HISTÓRIA DOS XIITAS - PARTE 2

 Por: R. “Hussein”


Após a morte de Uthman em 656 até a época de Jafar as-Sadeq (702 – 765), considerado o sexto Imam dos xiitas dos doze, que é também uma época que se mistura a queda do Califado Omíada, pouco desenvolvimento o xiismo tem. As seitas xiitas eram todas políticas, tanto que é nessa época que o termo shiia (partidário) mais faz sentido e mais ganha seu significado. Isso porque os xiitas dessa época se preocupavam mais com estabelecer revoltas contra os califas do que necessariamente com crenças, apesar de que é no final do califado de Ali em 661 que começa a se cunhar a crença no raja'a, o retorno de um Imam como sendo o Mahdi (uma espécie de Messias) prometido por Muhammad, que é uma crença tipicamente xiita.

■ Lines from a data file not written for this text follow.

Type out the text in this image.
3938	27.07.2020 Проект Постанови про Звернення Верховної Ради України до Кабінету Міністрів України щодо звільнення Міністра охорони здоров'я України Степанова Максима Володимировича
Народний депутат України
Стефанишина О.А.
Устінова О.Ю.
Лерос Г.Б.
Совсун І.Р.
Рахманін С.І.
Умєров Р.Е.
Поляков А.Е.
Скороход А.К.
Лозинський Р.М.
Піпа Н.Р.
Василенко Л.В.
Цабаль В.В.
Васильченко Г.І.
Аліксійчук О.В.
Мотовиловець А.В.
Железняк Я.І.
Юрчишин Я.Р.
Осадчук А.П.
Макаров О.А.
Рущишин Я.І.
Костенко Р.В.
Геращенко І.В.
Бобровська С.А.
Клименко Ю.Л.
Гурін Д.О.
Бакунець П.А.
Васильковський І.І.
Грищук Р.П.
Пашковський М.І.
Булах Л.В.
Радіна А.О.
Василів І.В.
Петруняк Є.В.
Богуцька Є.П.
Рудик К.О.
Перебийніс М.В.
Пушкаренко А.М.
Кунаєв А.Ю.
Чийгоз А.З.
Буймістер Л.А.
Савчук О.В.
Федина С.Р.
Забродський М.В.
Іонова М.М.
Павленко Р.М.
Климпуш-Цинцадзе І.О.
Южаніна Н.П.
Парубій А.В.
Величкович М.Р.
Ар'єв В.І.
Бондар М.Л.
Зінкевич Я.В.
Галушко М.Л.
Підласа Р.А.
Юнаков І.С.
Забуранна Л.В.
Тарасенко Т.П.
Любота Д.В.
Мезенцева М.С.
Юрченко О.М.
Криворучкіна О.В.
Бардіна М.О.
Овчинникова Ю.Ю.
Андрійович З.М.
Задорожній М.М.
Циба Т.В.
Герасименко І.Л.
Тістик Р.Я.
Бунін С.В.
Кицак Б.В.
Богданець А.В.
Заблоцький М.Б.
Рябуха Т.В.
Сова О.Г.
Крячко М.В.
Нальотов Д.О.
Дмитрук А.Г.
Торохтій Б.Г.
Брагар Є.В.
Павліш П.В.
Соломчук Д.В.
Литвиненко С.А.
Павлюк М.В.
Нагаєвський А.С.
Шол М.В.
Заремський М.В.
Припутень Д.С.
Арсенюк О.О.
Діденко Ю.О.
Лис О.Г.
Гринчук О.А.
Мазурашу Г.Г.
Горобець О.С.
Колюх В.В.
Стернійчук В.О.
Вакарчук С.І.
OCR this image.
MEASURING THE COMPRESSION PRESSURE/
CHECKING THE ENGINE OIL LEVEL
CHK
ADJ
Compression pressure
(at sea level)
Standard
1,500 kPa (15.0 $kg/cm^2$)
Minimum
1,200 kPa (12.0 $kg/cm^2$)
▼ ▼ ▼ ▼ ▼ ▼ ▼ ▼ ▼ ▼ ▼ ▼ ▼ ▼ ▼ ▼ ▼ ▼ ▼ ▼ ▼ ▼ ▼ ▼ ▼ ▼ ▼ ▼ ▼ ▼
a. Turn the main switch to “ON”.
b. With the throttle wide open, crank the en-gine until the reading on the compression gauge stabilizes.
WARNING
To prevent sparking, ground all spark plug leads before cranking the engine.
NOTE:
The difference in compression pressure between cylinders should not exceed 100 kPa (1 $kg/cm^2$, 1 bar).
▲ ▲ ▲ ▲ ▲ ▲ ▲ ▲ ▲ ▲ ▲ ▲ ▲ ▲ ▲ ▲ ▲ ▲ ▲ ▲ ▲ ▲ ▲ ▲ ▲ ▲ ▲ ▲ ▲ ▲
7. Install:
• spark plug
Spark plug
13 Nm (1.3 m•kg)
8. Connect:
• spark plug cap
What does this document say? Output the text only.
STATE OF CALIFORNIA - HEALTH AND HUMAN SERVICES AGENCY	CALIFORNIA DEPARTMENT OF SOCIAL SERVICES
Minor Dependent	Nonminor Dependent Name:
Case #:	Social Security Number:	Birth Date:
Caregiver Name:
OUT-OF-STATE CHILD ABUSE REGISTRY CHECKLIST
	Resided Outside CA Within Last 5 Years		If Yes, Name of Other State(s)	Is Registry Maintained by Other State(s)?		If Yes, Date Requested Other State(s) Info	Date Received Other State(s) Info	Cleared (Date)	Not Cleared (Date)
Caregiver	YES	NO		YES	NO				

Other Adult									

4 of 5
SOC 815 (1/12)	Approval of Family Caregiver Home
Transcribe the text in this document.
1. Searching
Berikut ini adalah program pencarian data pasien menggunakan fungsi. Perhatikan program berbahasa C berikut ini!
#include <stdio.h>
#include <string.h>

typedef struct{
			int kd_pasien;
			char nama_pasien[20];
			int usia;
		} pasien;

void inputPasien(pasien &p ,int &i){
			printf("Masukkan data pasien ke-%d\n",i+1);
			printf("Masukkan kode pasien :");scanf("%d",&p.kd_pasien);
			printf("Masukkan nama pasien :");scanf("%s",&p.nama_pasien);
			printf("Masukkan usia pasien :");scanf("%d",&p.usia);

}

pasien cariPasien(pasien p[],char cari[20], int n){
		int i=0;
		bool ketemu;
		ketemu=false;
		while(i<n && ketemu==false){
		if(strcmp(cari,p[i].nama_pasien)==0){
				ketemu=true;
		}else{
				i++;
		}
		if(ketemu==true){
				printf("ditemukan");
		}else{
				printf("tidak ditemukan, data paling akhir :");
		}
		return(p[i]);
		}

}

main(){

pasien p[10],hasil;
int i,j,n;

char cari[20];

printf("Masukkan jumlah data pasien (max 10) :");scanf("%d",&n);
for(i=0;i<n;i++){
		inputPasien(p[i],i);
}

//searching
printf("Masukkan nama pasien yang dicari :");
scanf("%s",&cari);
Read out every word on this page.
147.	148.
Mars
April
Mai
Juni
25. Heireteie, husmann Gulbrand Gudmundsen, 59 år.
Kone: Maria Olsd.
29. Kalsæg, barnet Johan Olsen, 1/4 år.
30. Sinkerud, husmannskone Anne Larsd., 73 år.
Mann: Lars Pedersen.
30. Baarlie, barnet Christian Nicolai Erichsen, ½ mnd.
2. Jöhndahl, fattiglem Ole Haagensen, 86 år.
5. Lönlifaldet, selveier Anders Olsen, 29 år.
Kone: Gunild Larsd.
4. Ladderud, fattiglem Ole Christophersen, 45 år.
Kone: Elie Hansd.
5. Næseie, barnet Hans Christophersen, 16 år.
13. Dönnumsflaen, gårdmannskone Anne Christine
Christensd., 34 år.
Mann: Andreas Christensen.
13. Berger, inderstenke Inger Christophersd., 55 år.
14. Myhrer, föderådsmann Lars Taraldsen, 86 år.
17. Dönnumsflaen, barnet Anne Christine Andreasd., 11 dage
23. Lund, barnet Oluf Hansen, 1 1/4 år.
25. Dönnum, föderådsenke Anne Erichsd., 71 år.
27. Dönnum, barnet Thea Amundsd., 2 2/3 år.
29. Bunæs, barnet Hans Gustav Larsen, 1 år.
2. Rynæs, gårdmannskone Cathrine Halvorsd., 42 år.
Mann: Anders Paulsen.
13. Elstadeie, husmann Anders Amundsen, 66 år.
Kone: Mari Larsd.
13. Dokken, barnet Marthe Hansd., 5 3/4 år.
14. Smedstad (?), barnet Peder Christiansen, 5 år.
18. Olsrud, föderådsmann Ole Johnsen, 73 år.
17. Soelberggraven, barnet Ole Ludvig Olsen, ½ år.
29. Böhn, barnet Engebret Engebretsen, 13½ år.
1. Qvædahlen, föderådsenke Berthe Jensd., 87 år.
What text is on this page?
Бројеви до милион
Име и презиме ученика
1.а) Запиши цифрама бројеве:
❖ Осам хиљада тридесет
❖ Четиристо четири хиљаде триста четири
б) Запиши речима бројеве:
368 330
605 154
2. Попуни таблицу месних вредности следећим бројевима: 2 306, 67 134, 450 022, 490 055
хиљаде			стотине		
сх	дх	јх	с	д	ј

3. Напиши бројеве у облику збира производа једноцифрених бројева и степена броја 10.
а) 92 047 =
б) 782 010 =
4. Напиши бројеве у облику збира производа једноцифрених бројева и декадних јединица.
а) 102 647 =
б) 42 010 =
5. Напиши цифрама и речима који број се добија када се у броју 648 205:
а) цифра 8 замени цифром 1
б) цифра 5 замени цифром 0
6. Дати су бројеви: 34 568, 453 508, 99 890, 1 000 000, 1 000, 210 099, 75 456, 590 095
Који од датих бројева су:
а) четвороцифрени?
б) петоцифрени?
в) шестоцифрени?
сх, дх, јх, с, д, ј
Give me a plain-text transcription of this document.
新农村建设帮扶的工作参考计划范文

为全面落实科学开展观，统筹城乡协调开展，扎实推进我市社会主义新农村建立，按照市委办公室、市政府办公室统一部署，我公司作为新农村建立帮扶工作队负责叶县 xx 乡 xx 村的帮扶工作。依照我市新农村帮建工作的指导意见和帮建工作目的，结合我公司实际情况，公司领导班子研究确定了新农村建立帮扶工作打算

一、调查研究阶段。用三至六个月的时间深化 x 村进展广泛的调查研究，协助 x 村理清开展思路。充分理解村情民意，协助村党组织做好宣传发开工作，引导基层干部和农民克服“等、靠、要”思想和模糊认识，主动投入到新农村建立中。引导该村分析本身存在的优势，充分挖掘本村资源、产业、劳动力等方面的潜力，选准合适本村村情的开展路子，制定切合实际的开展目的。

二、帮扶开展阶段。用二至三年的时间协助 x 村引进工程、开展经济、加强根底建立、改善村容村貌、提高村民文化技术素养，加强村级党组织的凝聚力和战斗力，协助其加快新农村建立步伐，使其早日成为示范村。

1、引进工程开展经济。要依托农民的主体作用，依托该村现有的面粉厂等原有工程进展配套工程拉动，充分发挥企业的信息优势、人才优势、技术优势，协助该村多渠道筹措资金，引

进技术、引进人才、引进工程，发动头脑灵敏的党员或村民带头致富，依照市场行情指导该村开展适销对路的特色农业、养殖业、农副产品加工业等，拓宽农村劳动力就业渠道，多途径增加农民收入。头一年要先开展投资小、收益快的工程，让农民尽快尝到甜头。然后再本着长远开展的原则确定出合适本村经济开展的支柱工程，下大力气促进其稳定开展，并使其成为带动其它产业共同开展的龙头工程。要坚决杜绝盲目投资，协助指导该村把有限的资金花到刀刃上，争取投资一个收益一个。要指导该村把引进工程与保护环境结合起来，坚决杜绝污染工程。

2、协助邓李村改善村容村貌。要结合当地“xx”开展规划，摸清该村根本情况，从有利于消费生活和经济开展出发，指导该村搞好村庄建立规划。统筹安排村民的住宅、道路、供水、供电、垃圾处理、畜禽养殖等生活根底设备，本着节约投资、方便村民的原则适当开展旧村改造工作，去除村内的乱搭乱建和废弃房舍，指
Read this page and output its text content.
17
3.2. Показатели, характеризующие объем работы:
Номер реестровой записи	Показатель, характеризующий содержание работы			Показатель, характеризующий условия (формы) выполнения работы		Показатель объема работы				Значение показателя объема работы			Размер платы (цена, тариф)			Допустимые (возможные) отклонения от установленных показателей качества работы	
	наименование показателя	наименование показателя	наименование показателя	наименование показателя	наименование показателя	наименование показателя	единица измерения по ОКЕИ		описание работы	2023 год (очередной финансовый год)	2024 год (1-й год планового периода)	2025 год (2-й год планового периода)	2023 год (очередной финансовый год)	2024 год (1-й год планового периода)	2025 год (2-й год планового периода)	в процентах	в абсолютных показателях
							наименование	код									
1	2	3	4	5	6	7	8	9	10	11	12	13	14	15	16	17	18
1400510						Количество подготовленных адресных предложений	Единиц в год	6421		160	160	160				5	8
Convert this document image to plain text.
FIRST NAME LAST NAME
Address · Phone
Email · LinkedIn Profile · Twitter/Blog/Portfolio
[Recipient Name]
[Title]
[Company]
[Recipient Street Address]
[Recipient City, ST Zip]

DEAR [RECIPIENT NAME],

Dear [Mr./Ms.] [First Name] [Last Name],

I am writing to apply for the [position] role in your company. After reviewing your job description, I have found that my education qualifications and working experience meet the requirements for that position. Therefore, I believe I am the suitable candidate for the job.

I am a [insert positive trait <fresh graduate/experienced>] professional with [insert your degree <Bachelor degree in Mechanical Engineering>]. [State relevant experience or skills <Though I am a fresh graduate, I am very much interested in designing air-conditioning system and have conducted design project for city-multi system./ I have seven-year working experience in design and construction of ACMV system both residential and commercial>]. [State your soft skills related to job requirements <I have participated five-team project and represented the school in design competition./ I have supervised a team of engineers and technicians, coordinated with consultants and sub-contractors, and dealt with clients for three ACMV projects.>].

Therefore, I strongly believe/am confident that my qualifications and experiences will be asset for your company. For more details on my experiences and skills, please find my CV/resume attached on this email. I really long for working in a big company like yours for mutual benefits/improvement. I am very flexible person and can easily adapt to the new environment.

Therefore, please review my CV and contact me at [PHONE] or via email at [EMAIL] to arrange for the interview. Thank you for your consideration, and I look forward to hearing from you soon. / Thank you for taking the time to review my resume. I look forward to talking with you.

Após a morte de Uthman, Ibn Sabbah continuou a pregar, mesmo com seu plano já estabelecido, que era Ali no poder, ele pregava principalmente duas crenças básicas. Vejamos o que ele disse em suas próprias palavras. Em seu livro sobre o Imam Ali (ra), As-Sallabi reproduz duas falas de Ibn Sabbah, a primeira: “É estranho que as pessoas acreditem que Jesus está voltando, mas eles não aceitam que Muhammad está voltando, quando Allah diz: Em verdade, aquele que deu a você [ó Muhammad] o Alcorão [isto é, ordenou que você agir de acordo com suas leis e pregá-lo aos outros] certamente o levará de volta a Ma'dd [lugar de retorno! (Alcorão 28: 85) e Muhammad merece mais voltar do que Jesus” [1]. A segunda citação é: “Havia mil profetas, e cada profeta tinha um herdeiro legitimamente nomeado, e Ali era o herdeiro legitimamente nomeado de Muhammad. Muhammad era o selo dos profetas, e Ali era o selo dos herdeiros.” [2].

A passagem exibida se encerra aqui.